The Bangladeshi government has launched a massive socio-political campaign to educate people and closely monitor extremism militant activities at the grass roots level, leading English-language newspaper The Daily Star reported on Monday.
In the campaign, involving 14 different agencies and spearheaded by the state minister for home affairs, the government has taken up various innovative initiatives to make people aware about the destructive nature of extremism. The initiatives include holding campaigns, screening documentaries, training imams of mosques, organizing anti-militant campaigns at all level of the people.
The drive which led by a high-powered committee formed in 2007 was the culmination of initiatives by various agencies that have opined that armed drives against the militant was not enough to uproot or contain militant threats.
Other members of the committee were secretaries of the ministries of home, education, law, religious affairs, social welfare, Local Government and Rural Development (LGRD), and information, the inspector general of police, chiefs of Directorate General of Forces Intelligence, Bangladesh Rifles, Ansar and VDP, National Security Intelligence and Rapid Action Battalion and the director general of Prime Minister's Office.
About 350,000 strong Bangladesh Ansar, the rural paramilitary troop, and Village Defense Party (VDP) were heavily involved for the first time as the networks of the two agencies are spread even to the remotest parts of the country where neither Rapid Action Battalion (Rab) nor police have regular access.
Each of these ministries and authorities has been given specific tasks. For instance, the religious affairs ministry will assign the Islamic Foundation to motivate imams against the militant while the LGRD ministry will discuss the issue of the militant at the meetings of district and law and order committees.
The foreign ministry, although not a part of the committee, has been given the task to brief and update the international communities, donors and development partners about the government's positive steps to eradicate the militant.
Under the initiative, imams will be trained to present sermons against the militant prior to Juma prayers. "This has already begun in Dhaka and some other parts of the country," said Home Secretary Abdus Sobhan Sikder.
Another aspect of the drive was to involve unemployed youths in various development work and different trades through small loans. Religious educational institutions will be closely monitored.
"The militant has now become a social problem that cannot be contained by only Rab or police or journalists," said Rab's intelligence wing Director Commander MAK Azad. "This needs an all-out socio-political drive."

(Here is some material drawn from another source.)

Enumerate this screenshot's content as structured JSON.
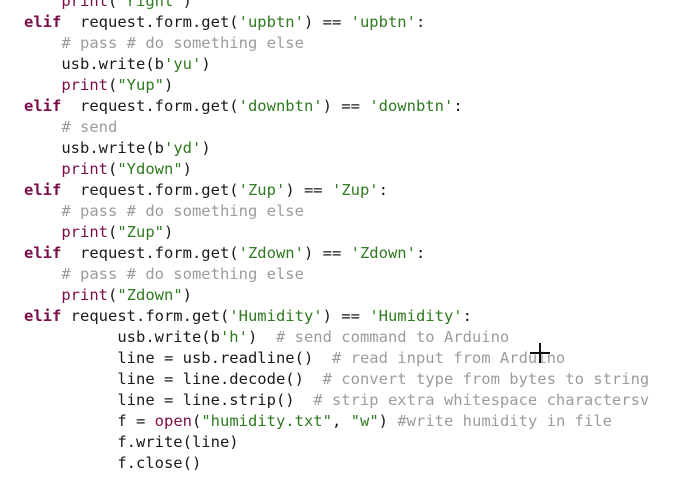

The 9,000-strong Rab has been spearheading the anti-militant drive following the countrywide explosions carried out by the outlawed militant outfit JMB on Aug. 17, 2005. As of now it has arrested 516 JMB members including 10 top leaders and its chief of information technology. The Rab also arrested six Harkat-ul-Jihad members, who wanted to establish strict Islamic rule in Bangladesh.
Rab's legal and media wing Deputy Director Shakhawat Hossain noted that the country's poor socio-economic condition and religious sensitivity made its people vulnerable to religious exploitations. The exploiters also interpret national interests to best suit their purpose as the nation was also politically sharply divided. In such a situation, the country remains a breeding ground of militants, that needs to be dealt with from various fronts.